At the pantry, people get more than plants; they also receive lessons in how to grow food at home using stuff other people have thrown away and seeds from the plants they are given. It’s a notion Withers calls “upcycling.”
“People are seeing that it doesn’t take special tools to do this,” Howell says. “If they have a water bottle or a salad oil container in their trash, they can grow a plant in it.”
It’s all part of a vision that Withers and Howell share: To make the restaurateur’s growing operation an example for hungry people across the city to replicate. “I don’t want to see any more can drives or food pantries,” he says. “I want to see agricultural outlets where people pick up packages to be useful food suppliers.”
The Germans have a word—zeitgeist—that needs to appear somewhere in this story (so it might as well be here).
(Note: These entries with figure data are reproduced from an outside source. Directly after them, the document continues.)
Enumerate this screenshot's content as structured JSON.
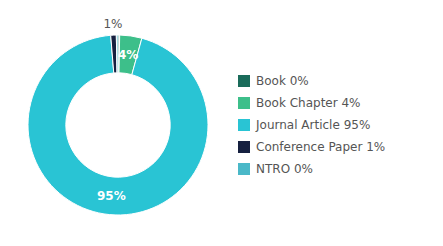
{
  "chart_data": {
    "type": "donut",
    "categories": [
      "Book 0%",
      "Book Chapter 4%",
      "Journal Article 95%",
      "Conference Paper 1%",
      "NTRO 0%"
    ],
    "values": [
      0.3,
      4,
      95,
      1,
      0.3
    ],
    "value_labels": [
      null,
      "4%",
      "95%",
      "1%",
      null
    ],
    "colors": [
      "#1a6b5a",
      "#3dbf8a",
      "#29c4d4",
      "#162040",
      "#4ab8c8"
    ],
    "legend": "right"
  }
}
It loosely translates to “spirit of the times,” and it seems fair to note that the easy partnership with Howell and all the assistance the project is getting reflects, in part, the growing awareness and interest in the origins of food. (The project benefits from Otterbein University student volunteers, paid interns from the Urban League and people who show up at Cafe Bella regularly to help.)
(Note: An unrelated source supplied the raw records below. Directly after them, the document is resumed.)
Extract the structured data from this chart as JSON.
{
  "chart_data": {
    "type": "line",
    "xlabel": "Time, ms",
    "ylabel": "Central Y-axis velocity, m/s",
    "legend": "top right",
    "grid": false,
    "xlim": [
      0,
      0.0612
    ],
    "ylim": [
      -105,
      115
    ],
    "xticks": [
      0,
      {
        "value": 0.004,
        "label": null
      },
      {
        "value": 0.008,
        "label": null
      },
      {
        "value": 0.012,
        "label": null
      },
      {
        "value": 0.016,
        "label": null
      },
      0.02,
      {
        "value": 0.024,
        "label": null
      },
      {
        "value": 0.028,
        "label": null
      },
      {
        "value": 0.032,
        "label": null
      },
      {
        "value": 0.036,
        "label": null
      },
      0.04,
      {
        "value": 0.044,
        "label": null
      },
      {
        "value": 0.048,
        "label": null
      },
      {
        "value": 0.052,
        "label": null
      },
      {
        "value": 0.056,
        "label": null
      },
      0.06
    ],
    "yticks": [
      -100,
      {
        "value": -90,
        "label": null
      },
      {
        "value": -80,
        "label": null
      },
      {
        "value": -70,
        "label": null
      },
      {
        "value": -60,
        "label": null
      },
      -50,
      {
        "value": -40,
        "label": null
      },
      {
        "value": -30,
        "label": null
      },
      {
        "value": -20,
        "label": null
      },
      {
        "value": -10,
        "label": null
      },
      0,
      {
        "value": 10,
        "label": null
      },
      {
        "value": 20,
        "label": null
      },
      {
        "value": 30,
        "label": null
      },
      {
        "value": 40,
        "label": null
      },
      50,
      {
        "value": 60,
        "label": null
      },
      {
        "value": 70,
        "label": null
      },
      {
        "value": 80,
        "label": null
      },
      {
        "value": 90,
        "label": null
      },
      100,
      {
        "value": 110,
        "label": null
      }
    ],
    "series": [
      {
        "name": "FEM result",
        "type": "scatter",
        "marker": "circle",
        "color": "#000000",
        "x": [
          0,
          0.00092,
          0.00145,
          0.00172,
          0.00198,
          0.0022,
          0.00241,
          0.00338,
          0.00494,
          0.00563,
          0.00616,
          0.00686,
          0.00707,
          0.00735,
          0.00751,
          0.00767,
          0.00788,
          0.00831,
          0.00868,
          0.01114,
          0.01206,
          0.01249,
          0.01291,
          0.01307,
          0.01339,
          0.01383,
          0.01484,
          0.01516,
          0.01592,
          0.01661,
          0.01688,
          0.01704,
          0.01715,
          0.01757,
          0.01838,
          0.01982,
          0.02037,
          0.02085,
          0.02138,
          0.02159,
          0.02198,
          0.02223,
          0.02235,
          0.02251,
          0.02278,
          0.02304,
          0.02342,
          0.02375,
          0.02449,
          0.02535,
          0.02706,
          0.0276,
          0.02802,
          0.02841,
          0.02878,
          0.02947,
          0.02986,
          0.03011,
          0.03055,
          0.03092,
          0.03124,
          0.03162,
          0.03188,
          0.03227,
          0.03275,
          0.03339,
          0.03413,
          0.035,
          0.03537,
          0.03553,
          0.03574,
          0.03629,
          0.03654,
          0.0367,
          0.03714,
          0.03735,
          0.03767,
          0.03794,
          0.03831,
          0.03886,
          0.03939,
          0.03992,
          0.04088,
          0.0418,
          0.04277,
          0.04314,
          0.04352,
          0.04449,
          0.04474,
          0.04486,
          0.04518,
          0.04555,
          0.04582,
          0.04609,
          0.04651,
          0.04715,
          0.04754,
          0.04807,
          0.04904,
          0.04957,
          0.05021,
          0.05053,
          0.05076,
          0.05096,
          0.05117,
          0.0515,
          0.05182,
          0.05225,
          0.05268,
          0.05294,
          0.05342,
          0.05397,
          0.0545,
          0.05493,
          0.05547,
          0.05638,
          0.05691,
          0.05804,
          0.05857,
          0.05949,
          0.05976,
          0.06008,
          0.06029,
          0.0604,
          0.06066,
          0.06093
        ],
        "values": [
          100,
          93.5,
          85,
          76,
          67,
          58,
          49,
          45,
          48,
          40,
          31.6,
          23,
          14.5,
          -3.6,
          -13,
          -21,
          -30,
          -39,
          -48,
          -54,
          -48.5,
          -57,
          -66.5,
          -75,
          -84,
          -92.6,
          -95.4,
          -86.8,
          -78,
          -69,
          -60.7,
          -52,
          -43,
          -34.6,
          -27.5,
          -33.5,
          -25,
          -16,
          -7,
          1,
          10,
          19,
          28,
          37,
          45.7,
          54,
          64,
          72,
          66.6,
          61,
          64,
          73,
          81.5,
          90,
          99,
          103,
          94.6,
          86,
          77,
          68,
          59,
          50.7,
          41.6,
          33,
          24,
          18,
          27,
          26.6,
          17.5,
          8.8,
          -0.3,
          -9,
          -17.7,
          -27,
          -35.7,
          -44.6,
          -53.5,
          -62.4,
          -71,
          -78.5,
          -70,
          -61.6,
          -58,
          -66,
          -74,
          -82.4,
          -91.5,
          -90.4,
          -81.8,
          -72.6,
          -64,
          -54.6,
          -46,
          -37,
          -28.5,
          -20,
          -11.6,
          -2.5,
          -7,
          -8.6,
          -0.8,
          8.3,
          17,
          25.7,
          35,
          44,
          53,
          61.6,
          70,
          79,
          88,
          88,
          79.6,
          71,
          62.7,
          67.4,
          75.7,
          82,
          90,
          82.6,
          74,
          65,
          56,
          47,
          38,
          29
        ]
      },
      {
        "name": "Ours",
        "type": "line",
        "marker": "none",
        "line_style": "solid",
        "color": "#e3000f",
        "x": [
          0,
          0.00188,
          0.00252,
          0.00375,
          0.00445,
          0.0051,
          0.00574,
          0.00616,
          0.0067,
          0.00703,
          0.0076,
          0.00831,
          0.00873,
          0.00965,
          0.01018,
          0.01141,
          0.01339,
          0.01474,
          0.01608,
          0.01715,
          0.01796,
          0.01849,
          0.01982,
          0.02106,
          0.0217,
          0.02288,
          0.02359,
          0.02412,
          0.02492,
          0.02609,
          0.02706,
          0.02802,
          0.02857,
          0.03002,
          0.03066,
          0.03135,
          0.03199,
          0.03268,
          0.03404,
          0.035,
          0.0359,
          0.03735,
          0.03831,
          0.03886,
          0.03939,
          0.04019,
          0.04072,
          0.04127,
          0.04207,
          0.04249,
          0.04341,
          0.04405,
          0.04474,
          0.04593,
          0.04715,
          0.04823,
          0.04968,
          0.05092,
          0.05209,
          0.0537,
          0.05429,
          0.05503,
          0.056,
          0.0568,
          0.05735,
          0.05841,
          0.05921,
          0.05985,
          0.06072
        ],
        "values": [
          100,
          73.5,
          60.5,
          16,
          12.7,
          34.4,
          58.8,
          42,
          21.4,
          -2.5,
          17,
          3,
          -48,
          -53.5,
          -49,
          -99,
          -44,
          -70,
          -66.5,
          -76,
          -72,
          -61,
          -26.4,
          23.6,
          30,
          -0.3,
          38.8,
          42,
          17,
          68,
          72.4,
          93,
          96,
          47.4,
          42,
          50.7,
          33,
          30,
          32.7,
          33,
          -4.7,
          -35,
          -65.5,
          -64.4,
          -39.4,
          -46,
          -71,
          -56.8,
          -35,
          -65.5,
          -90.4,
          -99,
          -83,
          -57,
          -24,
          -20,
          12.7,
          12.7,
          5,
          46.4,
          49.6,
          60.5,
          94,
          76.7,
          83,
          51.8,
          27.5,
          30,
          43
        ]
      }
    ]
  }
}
“There is a problem with the supply of food to hungry people—and I think it’s predominantly because of the disconnect we modern people have with food and where it comes from,” Withers says. “To oversimplify it, a lot of people think tomatoes come from Aisle 4 always wrapped in plastic.”
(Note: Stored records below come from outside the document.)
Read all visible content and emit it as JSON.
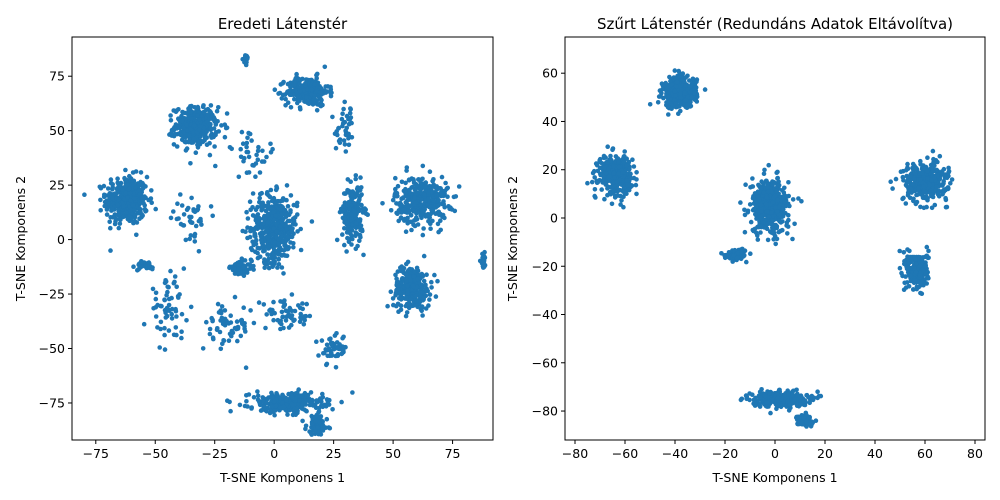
{
  "chart_data": [
    {
      "type": "scatter",
      "title": "Eredeti Látenstér",
      "xlabel": "T-SNE Komponens 1",
      "ylabel": "T-SNE Komponens 2",
      "xlim": [
        -85,
        92
      ],
      "ylim": [
        -92,
        93
      ],
      "xticks": [
        -75,
        -50,
        -25,
        0,
        25,
        50,
        75
      ],
      "yticks": [
        -75,
        -50,
        -25,
        0,
        25,
        50,
        75
      ],
      "xtick_labels": [
        "−75",
        "−50",
        "−25",
        "0",
        "25",
        "50",
        "75"
      ],
      "ytick_labels": [
        "−75",
        "−50",
        "−25",
        "0",
        "25",
        "50",
        "75"
      ],
      "color": "#1f77b4",
      "grid": false,
      "clusters": [
        {
          "x": -62,
          "y": 18,
          "sx": 8,
          "sy": 10,
          "n": 400
        },
        {
          "x": -33,
          "y": 52,
          "sx": 8,
          "sy": 8,
          "n": 350
        },
        {
          "x": 14,
          "y": 68,
          "sx": 8,
          "sy": 6,
          "n": 250
        },
        {
          "x": 0,
          "y": 5,
          "sx": 9,
          "sy": 14,
          "n": 450
        },
        {
          "x": 33,
          "y": 12,
          "sx": 4,
          "sy": 12,
          "n": 220
        },
        {
          "x": 62,
          "y": 18,
          "sx": 10,
          "sy": 10,
          "n": 350
        },
        {
          "x": 58,
          "y": -22,
          "sx": 7,
          "sy": 9,
          "n": 280
        },
        {
          "x": 5,
          "y": -75,
          "sx": 14,
          "sy": 4,
          "n": 300
        },
        {
          "x": 18,
          "y": -85,
          "sx": 4,
          "sy": 4,
          "n": 100
        },
        {
          "x": -14,
          "y": -13,
          "sx": 4,
          "sy": 3,
          "n": 80
        },
        {
          "x": -35,
          "y": 10,
          "sx": 7,
          "sy": 9,
          "n": 40
        },
        {
          "x": -45,
          "y": -32,
          "sx": 7,
          "sy": 12,
          "n": 60
        },
        {
          "x": -20,
          "y": -40,
          "sx": 9,
          "sy": 10,
          "n": 60
        },
        {
          "x": 5,
          "y": -35,
          "sx": 12,
          "sy": 6,
          "n": 60
        },
        {
          "x": 25,
          "y": -50,
          "sx": 5,
          "sy": 6,
          "n": 50
        },
        {
          "x": 30,
          "y": 50,
          "sx": 4,
          "sy": 10,
          "n": 40
        },
        {
          "x": -10,
          "y": 40,
          "sx": 10,
          "sy": 10,
          "n": 40
        },
        {
          "x": 88,
          "y": -10,
          "sx": 1,
          "sy": 3,
          "n": 20
        },
        {
          "x": -12,
          "y": 83,
          "sx": 1,
          "sy": 2,
          "n": 15
        },
        {
          "x": -55,
          "y": -12,
          "sx": 5,
          "sy": 2,
          "n": 30
        }
      ]
    },
    {
      "type": "scatter",
      "title": "Szűrt Látenstér (Redundáns Adatok Eltávolítva)",
      "xlabel": "T-SNE Komponens 1",
      "ylabel": "T-SNE Komponens 2",
      "xlim": [
        -84,
        84
      ],
      "ylim": [
        -92,
        75
      ],
      "xticks": [
        -80,
        -60,
        -40,
        -20,
        0,
        20,
        40,
        60,
        80
      ],
      "yticks": [
        -80,
        -60,
        -40,
        -20,
        0,
        20,
        40,
        60
      ],
      "xtick_labels": [
        "−80",
        "−60",
        "−40",
        "−20",
        "0",
        "20",
        "40",
        "60",
        "80"
      ],
      "ytick_labels": [
        "−80",
        "−60",
        "−40",
        "−20",
        "0",
        "20",
        "40",
        "60"
      ],
      "color": "#1f77b4",
      "grid": false,
      "clusters": [
        {
          "x": -64,
          "y": 18,
          "sx": 6,
          "sy": 7,
          "n": 350
        },
        {
          "x": -38,
          "y": 52,
          "sx": 6,
          "sy": 6,
          "n": 350
        },
        {
          "x": -2,
          "y": 5,
          "sx": 7,
          "sy": 10,
          "n": 420
        },
        {
          "x": -15,
          "y": -15,
          "sx": 4,
          "sy": 2,
          "n": 80
        },
        {
          "x": 60,
          "y": 15,
          "sx": 8,
          "sy": 7,
          "n": 350
        },
        {
          "x": 57,
          "y": -22,
          "sx": 4,
          "sy": 7,
          "n": 250
        },
        {
          "x": 2,
          "y": -75,
          "sx": 10,
          "sy": 3,
          "n": 280
        },
        {
          "x": 12,
          "y": -84,
          "sx": 3,
          "sy": 2,
          "n": 80
        }
      ]
    }
  ]
}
It’s a bright Wednesday morning and the Choice Pantry of the Central Seventh-day Adventist Church on Oak and 18th isn’t set to throw open its doors for another 45 minutes.
But that hasn’t stopped a crowd from gathering—they’re the lucky ones because they called and called and called beginning at 9 am the previous Tuesday until they could ring through on the pantry’s only phone line. There are spots for just 80 families a week, and you can only walk into the pantry once a month.
It looks as if most of the folks here are very old, very young or very sick. A few come with walkers, a few more shuffle along with canes. Everyone waits patiently as several dollies full of plants are wheeled by and then through the pantry doors. The crowd murmurs approvingly.
One of those in line is Alice Willis, who’s resting on a cane. A stroke a few years back has slowed her, causing her to seek help at the pantry. She lights up when she talks about the pepper plant she got last month from the Giving Garden program.
“I love it because when I pull back my patio drape, I can see all my little peppers growing—it’s like a little piece of life,” Willis says. “It makes you think of life.”
Howell, wearing a VISTA T-shirt, emerges through the pantry door. She barks out orders to her charges like a hard-nosed Marine instructor addressing fresh recruits. “Let me know that you are here when I call your name,” she says emphatically. “Please line up in the order I call you.”
Willis begins to pick her way through the waiting crowd, walking slowly toward the door. “I hope I can get another plant this week,” she says, nodding her head slowly as her hoop earrings bob ever so slightly in the morning light. “I don’t know if I’ll get one because I’m pretty far back on the list, but I hope so.”
Aaron Marshall is a freelance writer.